Scientists at the European Molecular Biology Laboratory (EMBL) in Heidelberg, Germany, have conducted the first comprehensive census of human cells’ export workers. In a study published online today in Nature Cell Biology, they found an unexpected variety of genes involved in transporting molecules to the cell membrane and beyond.
Using a combination of genetics and sophisticated microscopy, Rainer Pepperkok and colleagues systematically silenced each of our 22 000 genes, and observed to what extent this affected the cell’s ability to transport a protein. They found that 15% of human genes somehow influence this transport network – known as the secretory pathway – including genes that provide a link to other events in and around the cell.
Their findings suggest, for instance, that our cells evolved a complex strategy for adapting to changes in their environment. When a cell senses a growth factor called EGF in its surroundings, a protein on the cell membrane aptly named the EGF receptor is taken from the membrane into the cell, starting a chain reaction that ultimately leads the cell to divide, and during which the EGF receptor is degraded. The EMBL scientists have now found that the process also triggers an increase in activity at the early steps of the secretory pathway to transport newly synthesised EGF receptor back to the membrane, where it will be needed again.
Next, the scientists would like to tease out how mechanisms like sensing the environment, controlling genes and transmitting signals are connected to transporting molecules to the membrane, in an effort to better understand how cells work as whole.
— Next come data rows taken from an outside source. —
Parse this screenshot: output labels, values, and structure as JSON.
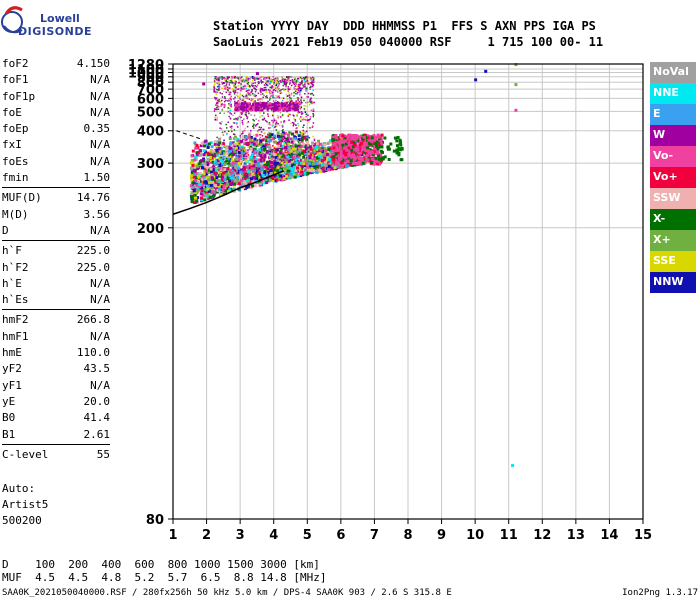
{
  "logo": {
    "line1": "Lowell",
    "line2": "DIGISONDE"
  },
  "header": {
    "line1": "Station YYYY DAY  DDD HHMMSS P1  FFS S AXN PPS IGA PS",
    "line2": "SaoLuis 2021 Feb19 050 040000 RSF     1 715 100 00- 11"
  },
  "params_group1": [
    {
      "label": "foF2",
      "value": "4.150"
    },
    {
      "label": "foF1",
      "value": "N/A"
    },
    {
      "label": "foF1p",
      "value": "N/A"
    },
    {
      "label": "foE",
      "value": "N/A"
    },
    {
      "label": "foEp",
      "value": "0.35"
    },
    {
      "label": "fxI",
      "value": "N/A"
    },
    {
      "label": "foEs",
      "value": "N/A"
    },
    {
      "label": "fmin",
      "value": "1.50"
    }
  ],
  "params_group2": [
    {
      "label": "MUF(D)",
      "value": "14.76"
    },
    {
      "label": "M(D)",
      "value": "3.56"
    },
    {
      "label": "D",
      "value": "N/A"
    }
  ],
  "params_group3": [
    {
      "label": "h`F",
      "value": "225.0"
    },
    {
      "label": "h`F2",
      "value": "225.0"
    },
    {
      "label": "h`E",
      "value": "N/A"
    },
    {
      "label": "h`Es",
      "value": "N/A"
    }
  ],
  "params_group4": [
    {
      "label": "hmF2",
      "value": "266.8"
    },
    {
      "label": "hmF1",
      "value": "N/A"
    },
    {
      "label": "hmE",
      "value": "110.0"
    },
    {
      "label": "yF2",
      "value": "43.5"
    },
    {
      "label": "yF1",
      "value": "N/A"
    },
    {
      "label": "yE",
      "value": "20.0"
    },
    {
      "label": "B0",
      "value": "41.4"
    },
    {
      "label": "B1",
      "value": "2.61"
    }
  ],
  "params_group5": [
    {
      "label": "C-level",
      "value": "55"
    }
  ],
  "auto": {
    "line1": "Auto:",
    "line2": "Artist5",
    "line3": "500200"
  },
  "dtable": {
    "line1": "D    100  200  400  600  800 1000 1500 3000 [km]",
    "line2": "MUF  4.5  4.5  4.8  5.2  5.7  6.5  8.8 14.8 [MHz]"
  },
  "footer": "SAA0K_2021050040000.RSF / 280fx256h 50 kHz 5.0 km / DPS-4 SAA0K 903 / 2.6 S 315.8 E",
  "version": "Ion2Png 1.3.17",
  "legend": [
    {
      "label": "NoVal",
      "color": "#a0a0a0"
    },
    {
      "label": "NNE",
      "color": "#00e8f0"
    },
    {
      "label": "E",
      "color": "#3aa0f0"
    },
    {
      "label": "W",
      "color": "#a000a0"
    },
    {
      "label": "Vo-",
      "color": "#f040a0"
    },
    {
      "label": "Vo+",
      "color": "#f0003c"
    },
    {
      "label": "SSW",
      "color": "#f0b0b0"
    },
    {
      "label": "X-",
      "color": "#007000"
    },
    {
      "label": "X+",
      "color": "#70b040"
    },
    {
      "label": "SSE",
      "color": "#d8d800"
    },
    {
      "label": "NNW",
      "color": "#1010b0"
    }
  ],
  "chart_data": {
    "type": "scatter",
    "x_ticks": [
      1,
      2,
      3,
      4,
      5,
      6,
      7,
      8,
      9,
      10,
      11,
      12,
      13,
      14,
      15
    ],
    "y_ticks": [
      80,
      200,
      300,
      400,
      500,
      600,
      700,
      800,
      900,
      1000,
      1100,
      1280
    ],
    "xlim": [
      1,
      15
    ],
    "ylim": [
      80,
      1280
    ],
    "y_scale": "reciprocal",
    "grid": true,
    "trace": {
      "color": "#000000",
      "x": [
        1.0,
        1.5,
        2.0,
        2.5,
        3.0,
        3.5,
        4.0,
        4.3
      ],
      "y": [
        215,
        222,
        230,
        240,
        252,
        262,
        275,
        283
      ]
    },
    "isolated_points": [
      {
        "x": 10.3,
        "y": 1045,
        "color": "#1010b0"
      },
      {
        "x": 10.0,
        "y": 850,
        "color": "#1010b0"
      },
      {
        "x": 11.2,
        "y": 1275,
        "color": "#70b040"
      },
      {
        "x": 11.2,
        "y": 770,
        "color": "#70b040"
      },
      {
        "x": 11.2,
        "y": 510,
        "color": "#f040a0"
      },
      {
        "x": 11.1,
        "y": 90,
        "color": "#00e8f0"
      },
      {
        "x": 1.9,
        "y": 780,
        "color": "#a000a0"
      },
      {
        "x": 3.5,
        "y": 985,
        "color": "#a000a0"
      }
    ]
  }
}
The study’s data is freely available to the scientific community at www.mitocheck.org, alongside results of previous screens focused on essential cellular functions like cell division. Pepperkok is working with Jan Ellenberg at EMBL in Heidelberg and Alvis Brazma at EMBL’s European Bioinformatics Institute (EMBL-EBI) in Hinxton, UK, to develop a public repository for such image-based screens, which others will be able to turn to when studying the function of human genes.The work was carried out in collaboration with Jeremy Simpson, now at University College Dublin, Ireland.
The secretory pathway in mammalian cells has evolved to facilitate the transfer of cargo molecules to internal and cell surface membranes. Use of automated microscopy-based genome-wide RNA interference screens in cultured human cells allowed us to identify 554 proteins influencing secretion. Cloning, fluorescent- tagging, and subcellular localisation analysis of 179 of these proteins revealed that over two-thirds localise to either the cytoplasm or membranes of the secretory and endocytic pathways. The depletion of 143 of them resulted in perturbations in the organisation of the COPII and/or COPI vesicular coat complexes of the early secretory pathway, or the morphology of the Golgi complex. Network analyses revealed a so far unappreciated link between early secretory pathway function, small GTP-binding protein regulation, actin cytoskeleton organisation and EGF-receptor- mediated signalling. This work provides an important resource for an integrative understanding of global cellular organisation and regulation of the secretory pathway in mammalian cells.